Rip-Off Of There are shades of the lunar battle scene in Superman II, as well as Zell Miller's pugnacious keynote at the 2004 Republican National Convention. Both Plantronics and the conservative Georgia Democrat infer that death will come to those who don't heed their core message.
The Spin The moon-landing ad is part of Plantronics new "brand identity" (their words, not mine). The company craves a cutting-edge rep to go along with its recent $166 million acquisition of Altec Lansing. And that means playing up Plantronics' prominence in the mission-critical market; the company did, indeed, provide Neil Armstrong's headset, and its products are mainstays for air-traffic controllers and 911 operators. So, hey, no worries about your Plantronics gizmo breaking while collect-calling grandma.

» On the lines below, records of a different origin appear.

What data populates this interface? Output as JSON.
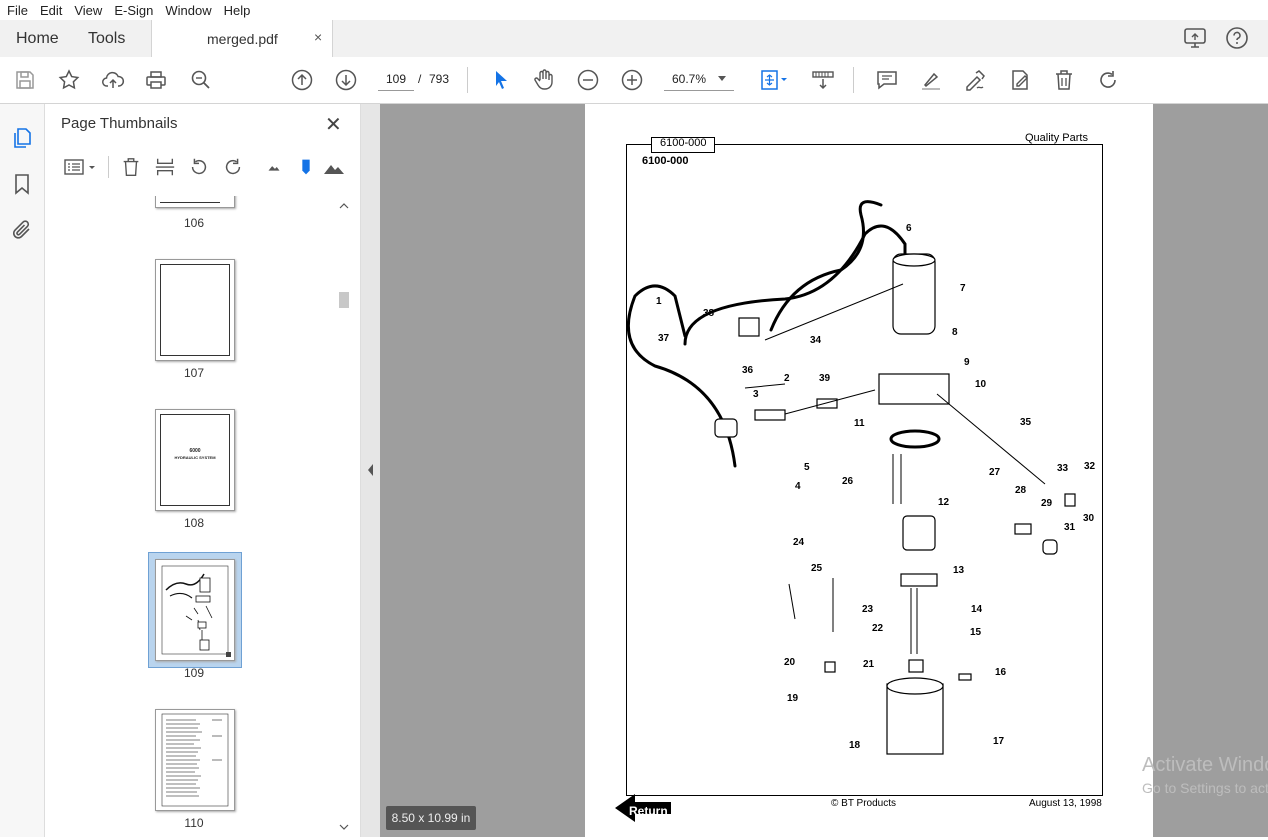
{
  "menu": {
    "file": "File",
    "edit": "Edit",
    "view": "View",
    "esign": "E-Sign",
    "window": "Window",
    "help": "Help"
  },
  "tabs": {
    "home": "Home",
    "tools": "Tools",
    "document": "merged.pdf",
    "close": "×"
  },
  "toolbar": {
    "current_page": "109",
    "page_sep": "/",
    "total_pages": "793",
    "zoom": "60.7%"
  },
  "icons": [
    "save-icon",
    "star-icon",
    "upload-icon",
    "print-icon",
    "zoom-out-search-icon",
    "prev-page-icon",
    "next-page-icon",
    "select-cursor-icon",
    "hand-icon",
    "zoom-minus-icon",
    "zoom-plus-icon",
    "fit-page-icon",
    "scroll-mode-icon",
    "comment-icon",
    "highlight-icon",
    "sign-icon",
    "edit-pdf-icon",
    "delete-icon",
    "redo-icon"
  ],
  "panel": {
    "title": "Page Thumbnails",
    "close": "✕",
    "thumbnails": [
      {
        "label": "106"
      },
      {
        "label": "107"
      },
      {
        "label": "108",
        "heading": "6000",
        "subheading": "HYDRAULIC SYSTEM"
      },
      {
        "label": "109",
        "selected": true
      },
      {
        "label": "110"
      }
    ]
  },
  "viewer": {
    "page_size": "8.50 x 10.99 in"
  },
  "pdf": {
    "header_tab": "6100-000",
    "part_code": "6100-000",
    "brand": "Quality Parts",
    "footer_left": "© BT Products",
    "footer_right": "August 13, 1998",
    "return_label": "Return",
    "callouts": [
      "1",
      "2",
      "3",
      "4",
      "5",
      "6",
      "7",
      "8",
      "9",
      "10",
      "11",
      "12",
      "13",
      "14",
      "15",
      "16",
      "17",
      "18",
      "19",
      "20",
      "21",
      "22",
      "23",
      "24",
      "25",
      "26",
      "27",
      "28",
      "29",
      "30",
      "31",
      "32",
      "33",
      "34",
      "35",
      "36",
      "37",
      "38",
      "39"
    ]
  },
  "watermark": {
    "line1": "Activate Windows",
    "line2": "Go to Settings to activate Windows."
  }
}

Counterspin Tough to argue with Plantronics marketing message, as reliability is a primary consumer concern. But did the company have to be so macabre? Humor and astronaut death aren't exactly the chocolate and peanut butter of the advertising world. Granted, however, it's tough to pitch products as unsexy as wireless headsets. At least the ad agency, McCann Erickson, tried to spice things up with some cartoonish violence—except without cartoons.
Takeaway I like gallows humor more than the average bear, but I'm not convinced a Plantronics commercial is the right forum for hilarious morbidity. The ad certainly sticks in your brain, but mainly because I keep on imagining the horrors of being drifting off into space, like the alien in, um, Alien. Word is that future McCann Erickson offerings will focus on Plantronics popularity in air-traffic control towers. I sure hope they're not planning on following the Armstrong ad's lead, and depicting a "hilarious" jet crash that could've been prevented by a wireless headset.
Hype-O-Meter 4.5 (out of 10); an A for effort, but the gruesome tone mucks up the branding message.